Lessons from 70-year-old lawyer bar topnotcher

Lessons from 70-year-old 
lawyer bar topnotcher


He was dressed in a simple barong sitting on a plastic table beside a small store selling coffee and cheapest sandwiches in the vicinity of a Hall of Justice in Binan, Laguna.  I knew he was a practicing lawyer like me and I thought he was only 60 years old and was puffing a Fortune cigarette.  Yet he was healthy looking. 

When I started the discussion, I learned from him he is already 70 and was a bar topnotcher. He told me he is already 45 years now in private law practice.  He has never joined the government. During the Marcos oppressive years, he was an activist lawyer along with then Jejomar Binay who he now describes as consumed by greed.

I inquired from him what counsel he could give me to a young lawyer like me and these are what he said:

1. Learn to aim only for an income that is enough for your family's and your needs, particularly providing for three meals a day;

2. Do not be in the employ of anybody so that you can always speak your mind and be not a slave of rich men or arrogant bosses in the government, just serve your client well unless the client is bad who wants to do bad things;

3. Do not charge high fees because the truth remains that your talent and knowledge as a lawyer are never far better than fellow lawyers; 

4.  What was you during the Bar exams, a topnotcher or not, is not what makes one a good lawyer, it is sincerity and character that separate the true good lawyers from equally-competent ones;

5. Fight with all your might for your clients up to the point their evidence warrant and smile at losses in cases;

6. Remember that if you obviously have more money compared to fellow practicing lawyers, it is your children, sisters, brothers and parents who will know first that they came from crook works and do not forget that what your children saw in you will dictate how they will live their own life;

7.  Love your parents as the first over your spouse, children and siblings because it is your only way to give back for giving you life;

8.  Laugh all the time and be happy with small things coming your way, even if your clients cannot pay you.;

9.   Believe in karma (gaba in Visayan language) because I have seen all my generation of lawyers who strayed and I have seen nothing is left to their descendants when they died: all went to hospitals and expenses to arrest problems that came to their lives;

10.  Give your share to your country by taking advocacy works that you could do your best.

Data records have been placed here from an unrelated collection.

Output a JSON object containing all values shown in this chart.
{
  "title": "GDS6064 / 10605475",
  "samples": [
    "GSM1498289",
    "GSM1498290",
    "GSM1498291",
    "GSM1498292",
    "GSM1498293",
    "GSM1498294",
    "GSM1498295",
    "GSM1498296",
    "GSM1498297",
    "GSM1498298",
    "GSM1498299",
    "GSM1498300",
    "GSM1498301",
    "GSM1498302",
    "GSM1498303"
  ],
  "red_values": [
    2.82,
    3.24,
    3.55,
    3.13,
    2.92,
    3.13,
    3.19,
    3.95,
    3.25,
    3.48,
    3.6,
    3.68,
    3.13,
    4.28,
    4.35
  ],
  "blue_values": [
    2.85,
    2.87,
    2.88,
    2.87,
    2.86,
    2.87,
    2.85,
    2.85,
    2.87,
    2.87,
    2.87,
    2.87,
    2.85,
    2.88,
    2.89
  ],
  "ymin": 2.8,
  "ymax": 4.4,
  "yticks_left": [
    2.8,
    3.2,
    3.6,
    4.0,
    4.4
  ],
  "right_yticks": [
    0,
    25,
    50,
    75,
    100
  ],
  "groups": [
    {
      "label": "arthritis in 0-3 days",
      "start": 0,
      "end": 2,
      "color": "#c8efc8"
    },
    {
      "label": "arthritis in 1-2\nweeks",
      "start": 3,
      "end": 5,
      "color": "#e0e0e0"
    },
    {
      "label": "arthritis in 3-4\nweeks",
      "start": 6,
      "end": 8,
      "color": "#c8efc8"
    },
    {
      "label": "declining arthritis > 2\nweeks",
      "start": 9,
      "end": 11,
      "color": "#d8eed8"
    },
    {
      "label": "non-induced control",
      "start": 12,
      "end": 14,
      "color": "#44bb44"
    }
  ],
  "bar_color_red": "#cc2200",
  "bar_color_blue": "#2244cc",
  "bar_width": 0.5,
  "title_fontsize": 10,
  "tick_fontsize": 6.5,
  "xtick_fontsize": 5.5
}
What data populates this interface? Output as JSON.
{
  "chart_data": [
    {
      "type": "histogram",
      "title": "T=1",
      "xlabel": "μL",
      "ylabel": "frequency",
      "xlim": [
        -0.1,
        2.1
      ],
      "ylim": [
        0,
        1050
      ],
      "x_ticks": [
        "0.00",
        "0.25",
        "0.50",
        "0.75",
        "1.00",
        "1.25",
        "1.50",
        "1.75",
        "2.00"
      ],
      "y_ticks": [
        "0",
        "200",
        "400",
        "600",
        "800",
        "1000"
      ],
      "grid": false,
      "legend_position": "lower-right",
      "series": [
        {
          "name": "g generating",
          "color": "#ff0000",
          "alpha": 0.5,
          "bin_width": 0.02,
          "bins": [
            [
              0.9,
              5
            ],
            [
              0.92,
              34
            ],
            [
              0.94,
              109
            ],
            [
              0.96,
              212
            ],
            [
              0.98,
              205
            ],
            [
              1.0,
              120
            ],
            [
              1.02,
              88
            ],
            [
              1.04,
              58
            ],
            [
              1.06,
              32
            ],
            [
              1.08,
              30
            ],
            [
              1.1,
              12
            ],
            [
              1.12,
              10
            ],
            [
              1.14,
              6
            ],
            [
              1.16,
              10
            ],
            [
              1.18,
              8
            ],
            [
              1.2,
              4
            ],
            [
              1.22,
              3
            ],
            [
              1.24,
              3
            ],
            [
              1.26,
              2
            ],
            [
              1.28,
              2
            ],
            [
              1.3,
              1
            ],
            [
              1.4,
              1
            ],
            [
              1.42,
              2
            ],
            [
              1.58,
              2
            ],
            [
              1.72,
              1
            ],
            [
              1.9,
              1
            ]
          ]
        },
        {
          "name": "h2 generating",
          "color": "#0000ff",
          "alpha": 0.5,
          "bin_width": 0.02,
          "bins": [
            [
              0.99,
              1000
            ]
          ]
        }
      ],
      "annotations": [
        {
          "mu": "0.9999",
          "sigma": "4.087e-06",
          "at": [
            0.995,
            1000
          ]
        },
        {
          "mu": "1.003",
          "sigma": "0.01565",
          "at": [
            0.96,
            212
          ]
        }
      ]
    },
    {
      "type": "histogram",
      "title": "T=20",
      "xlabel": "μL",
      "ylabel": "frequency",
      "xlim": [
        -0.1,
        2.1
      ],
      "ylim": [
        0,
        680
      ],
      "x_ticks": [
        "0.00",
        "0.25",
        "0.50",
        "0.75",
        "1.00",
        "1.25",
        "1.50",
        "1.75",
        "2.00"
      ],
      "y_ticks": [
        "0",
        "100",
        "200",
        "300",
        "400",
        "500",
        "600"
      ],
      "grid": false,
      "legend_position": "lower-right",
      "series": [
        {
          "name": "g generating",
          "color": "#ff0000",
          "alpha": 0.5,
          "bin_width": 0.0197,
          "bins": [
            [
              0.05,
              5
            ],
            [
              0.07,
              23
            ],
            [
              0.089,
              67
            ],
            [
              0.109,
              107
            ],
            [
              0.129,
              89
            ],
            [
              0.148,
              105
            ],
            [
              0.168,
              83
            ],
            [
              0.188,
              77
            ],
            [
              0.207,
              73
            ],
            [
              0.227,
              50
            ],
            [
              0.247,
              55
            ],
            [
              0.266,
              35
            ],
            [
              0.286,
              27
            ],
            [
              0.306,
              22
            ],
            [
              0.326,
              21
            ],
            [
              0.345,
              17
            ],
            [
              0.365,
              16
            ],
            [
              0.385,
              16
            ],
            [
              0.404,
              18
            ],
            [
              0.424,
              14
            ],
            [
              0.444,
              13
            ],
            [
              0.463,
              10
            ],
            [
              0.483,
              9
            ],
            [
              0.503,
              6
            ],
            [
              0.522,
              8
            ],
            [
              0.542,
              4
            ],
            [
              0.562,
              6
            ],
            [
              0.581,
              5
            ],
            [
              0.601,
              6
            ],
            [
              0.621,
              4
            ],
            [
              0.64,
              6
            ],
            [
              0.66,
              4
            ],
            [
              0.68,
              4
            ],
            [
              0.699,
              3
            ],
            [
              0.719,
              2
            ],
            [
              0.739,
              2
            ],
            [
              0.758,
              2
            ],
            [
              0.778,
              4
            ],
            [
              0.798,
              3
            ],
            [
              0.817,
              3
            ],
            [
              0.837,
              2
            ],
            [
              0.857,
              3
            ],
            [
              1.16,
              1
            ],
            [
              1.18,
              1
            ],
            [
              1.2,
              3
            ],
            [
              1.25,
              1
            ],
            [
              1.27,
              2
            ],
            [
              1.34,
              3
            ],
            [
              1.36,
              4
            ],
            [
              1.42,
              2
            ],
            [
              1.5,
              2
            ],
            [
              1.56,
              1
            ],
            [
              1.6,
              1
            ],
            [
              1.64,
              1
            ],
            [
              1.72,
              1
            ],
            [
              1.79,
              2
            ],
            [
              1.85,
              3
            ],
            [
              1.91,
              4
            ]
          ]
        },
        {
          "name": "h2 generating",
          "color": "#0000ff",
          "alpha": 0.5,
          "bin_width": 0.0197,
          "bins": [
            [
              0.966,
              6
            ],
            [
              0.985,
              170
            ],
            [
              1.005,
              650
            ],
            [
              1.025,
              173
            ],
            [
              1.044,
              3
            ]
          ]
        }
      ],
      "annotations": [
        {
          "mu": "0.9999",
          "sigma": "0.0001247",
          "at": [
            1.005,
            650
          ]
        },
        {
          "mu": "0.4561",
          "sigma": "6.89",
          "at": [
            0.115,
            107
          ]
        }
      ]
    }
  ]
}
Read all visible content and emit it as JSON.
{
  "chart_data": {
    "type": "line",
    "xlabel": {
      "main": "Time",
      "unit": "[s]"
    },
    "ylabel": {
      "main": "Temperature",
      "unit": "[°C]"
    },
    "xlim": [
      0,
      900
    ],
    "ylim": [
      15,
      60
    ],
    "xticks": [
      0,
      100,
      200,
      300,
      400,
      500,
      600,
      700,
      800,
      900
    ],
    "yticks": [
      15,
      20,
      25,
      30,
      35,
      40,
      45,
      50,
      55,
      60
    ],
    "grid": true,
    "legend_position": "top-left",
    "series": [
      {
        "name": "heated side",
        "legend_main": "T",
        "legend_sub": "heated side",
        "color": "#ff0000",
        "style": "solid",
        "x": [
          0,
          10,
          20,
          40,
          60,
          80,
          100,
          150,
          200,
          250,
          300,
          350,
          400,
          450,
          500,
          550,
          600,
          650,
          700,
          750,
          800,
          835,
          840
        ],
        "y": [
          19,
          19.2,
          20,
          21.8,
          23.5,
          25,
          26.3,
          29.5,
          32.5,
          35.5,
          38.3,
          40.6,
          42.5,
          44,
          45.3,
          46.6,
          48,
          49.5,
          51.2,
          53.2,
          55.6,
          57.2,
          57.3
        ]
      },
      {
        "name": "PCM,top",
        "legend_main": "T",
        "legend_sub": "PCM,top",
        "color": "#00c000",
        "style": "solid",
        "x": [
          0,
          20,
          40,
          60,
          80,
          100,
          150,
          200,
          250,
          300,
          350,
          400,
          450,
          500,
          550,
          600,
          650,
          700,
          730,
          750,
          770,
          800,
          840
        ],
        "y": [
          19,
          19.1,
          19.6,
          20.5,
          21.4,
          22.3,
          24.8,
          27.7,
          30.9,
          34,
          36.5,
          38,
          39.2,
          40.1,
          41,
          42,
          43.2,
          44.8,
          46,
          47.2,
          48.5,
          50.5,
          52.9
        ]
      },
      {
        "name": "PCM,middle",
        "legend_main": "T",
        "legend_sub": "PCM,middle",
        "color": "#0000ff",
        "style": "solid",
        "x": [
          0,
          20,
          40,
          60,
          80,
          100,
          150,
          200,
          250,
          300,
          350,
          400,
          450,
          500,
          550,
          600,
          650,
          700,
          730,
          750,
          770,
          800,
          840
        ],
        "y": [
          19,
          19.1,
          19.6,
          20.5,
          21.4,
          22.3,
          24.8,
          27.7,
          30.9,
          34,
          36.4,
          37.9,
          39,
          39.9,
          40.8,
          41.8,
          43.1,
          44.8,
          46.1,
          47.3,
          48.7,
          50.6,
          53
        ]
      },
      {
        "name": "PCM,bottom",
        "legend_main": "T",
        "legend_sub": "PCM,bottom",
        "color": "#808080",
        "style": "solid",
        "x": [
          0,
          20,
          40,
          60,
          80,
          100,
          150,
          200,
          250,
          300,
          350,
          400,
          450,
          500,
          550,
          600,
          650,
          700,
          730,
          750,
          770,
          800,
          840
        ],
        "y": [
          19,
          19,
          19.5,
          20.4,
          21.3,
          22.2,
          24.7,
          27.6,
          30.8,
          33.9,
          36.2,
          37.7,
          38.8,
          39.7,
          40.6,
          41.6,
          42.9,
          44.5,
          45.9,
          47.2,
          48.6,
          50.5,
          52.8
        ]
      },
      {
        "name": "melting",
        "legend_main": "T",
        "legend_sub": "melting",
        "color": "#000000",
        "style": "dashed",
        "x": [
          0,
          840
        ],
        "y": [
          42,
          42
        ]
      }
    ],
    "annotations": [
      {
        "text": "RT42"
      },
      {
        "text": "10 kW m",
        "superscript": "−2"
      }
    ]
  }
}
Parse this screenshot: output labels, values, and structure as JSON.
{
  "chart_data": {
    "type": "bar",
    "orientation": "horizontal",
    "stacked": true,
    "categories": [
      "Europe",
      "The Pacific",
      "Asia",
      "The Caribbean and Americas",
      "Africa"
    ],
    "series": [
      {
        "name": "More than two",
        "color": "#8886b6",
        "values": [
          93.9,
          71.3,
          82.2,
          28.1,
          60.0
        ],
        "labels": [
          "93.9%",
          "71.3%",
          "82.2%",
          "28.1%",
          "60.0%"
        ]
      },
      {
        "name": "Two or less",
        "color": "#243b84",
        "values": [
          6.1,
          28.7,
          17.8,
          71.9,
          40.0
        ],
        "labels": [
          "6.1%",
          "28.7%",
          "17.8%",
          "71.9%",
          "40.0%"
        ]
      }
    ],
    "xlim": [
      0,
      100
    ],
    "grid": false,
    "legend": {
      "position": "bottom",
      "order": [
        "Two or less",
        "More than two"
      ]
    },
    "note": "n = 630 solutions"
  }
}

11.  For me particularly, he counseled me: "Young man, I sense you are a lawyer as good as me because you passed the Bar in one take.  I appreciate your advocacy for the establishment of a Jury System in the Philippines.  I appreciate your advocacy of helping your former fellows in the media in their libel cases.  Do more while you are young and take over our activism.  At the end of the day as where I am nearing now, it is not money that makes you happy but the good old days that you reminisce because they make you smile and proud for the good name you are ready to bring along with your grave.   It is enough that I sent my children to school and waiting for the day when darkness falls."

This old lawyer gave a parting shot: "I love your philosophy in life that you place in your calling card: "'LAW IS BEAUTIFUL EVEN WITH ONLY ENOUGH TO LIVE BY.'"

I smiled and thanked him as I left with my 84-year-old client who I am working for to claim back the lands taken from them by deception.   My client is not sick while his opponents are all ill and one of the two lawyers of his opponents died of stroke while the other one is, according to the judge, ill with cancer.

With these lessons I got, I say to myself: 

"HONESTY IS THE BEST PREVENTION AGAINST SICKNESS."